The Future TV Taskforce, representing the PSBs, counters that moving online could “close the digital divide once and for all”. “We want to be able to plan to ensure that no one is left behind,” a spokesperson says, adding that rising DTT costs could otherwise mean cuts to programme budgets.
The numbers show the scale of the challenge. Of the 1.8m Freeview-dependent homes projected for 2035, around 1.1m are expected to have broadband but not use it for TV. The remaining 700,000 are forecast to lack a broadband connection altogether.
Veterans of the analogue switch-off, completed in 2012 after 76 years, recall similar fears of “TV blackout chaos”. Around 6 per cent of households were labelled “digital refuseniks”, yet a targeted help scheme and a national campaign, fronted by a robot called Digit Al voiced by Matt Lucas, delivered a largely smooth transition.
This time, the BBC is less keen to foot the bill. Tim Davie, the outgoing director general, has said the corporation should not fund a comparable support programme for a Freeview switch-off.
Research for Sky by Oliver & Ohlbaum suggests that with early awareness campaigns and digital inclusion measures, only about 330,000 households would ultimately need hands-on help ahead of a 2034 shutdown.

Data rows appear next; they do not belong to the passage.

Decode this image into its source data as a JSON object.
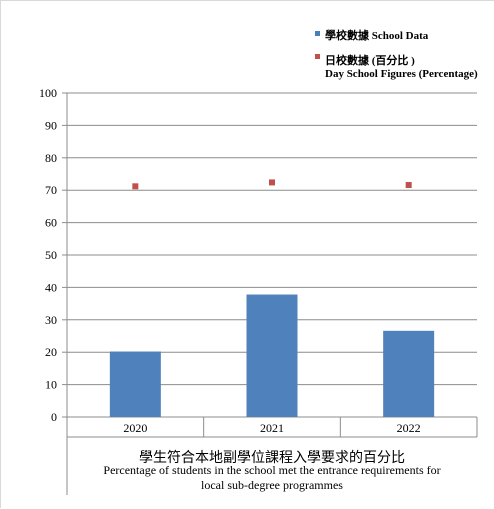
{
  "legend": {
    "school": {
      "label": "學校數據 School Data",
      "color": "#4a7ebb"
    },
    "day": {
      "line1": "日校數據 (百分比 )",
      "line2": "Day School Figures (Percentage)",
      "color": "#c0504d"
    }
  },
  "caption": {
    "zh": "學生符合本地副學位課程入學要求的百分比",
    "en1": "Percentage of students in the school met the entrance requirements for",
    "en2": "local sub-degree programmes"
  },
  "chart_data": {
    "type": "bar",
    "categories": [
      "2020",
      "2021",
      "2022"
    ],
    "series": [
      {
        "name": "學校數據 School Data",
        "kind": "bar",
        "color": "#4f81bd",
        "values": [
          20.2,
          37.8,
          26.6
        ]
      },
      {
        "name": "日校數據 (百分比 ) Day School Figures (Percentage)",
        "kind": "marker",
        "color": "#c0504d",
        "values": [
          71.2,
          72.4,
          71.6
        ]
      }
    ],
    "ylim": [
      0,
      100
    ],
    "yticks": [
      0,
      10,
      20,
      30,
      40,
      50,
      60,
      70,
      80,
      90,
      100
    ],
    "grid": true,
    "legend_position": "top-right"
  }
}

Meanwhile, viewing habits continue to fragment. Audience body Barb says 7 per cent of UK households no longer own a TV set, choosing to watch on other devices. In December, YouTube overtook the BBC’s combined channels in total UK viewing across TVs, smartphones and tablets, albeit measured at a minimum of three minutes.
That shift may accelerate. YouTube has recently blocked Barb and its partner Kantar from accessing viewing session data, limiting transparency just as online platforms consolidate power.
“When the government chose British Satellite Broadcasting as the ‘winner’ in satellite TV it was Rupert Murdoch’s Sky instead that came out on top,” says a senior TV executive quoted by The Guardian. “There already is such an outsider ready to be the winner in the transition to internet TV; it is YouTube.”
Freeview’s future now hangs on a familiar British dilemma: modernise fast and risk exclusion, or protect universality and pay the price. Either way, the aerial’s days as king of the living room look numbered.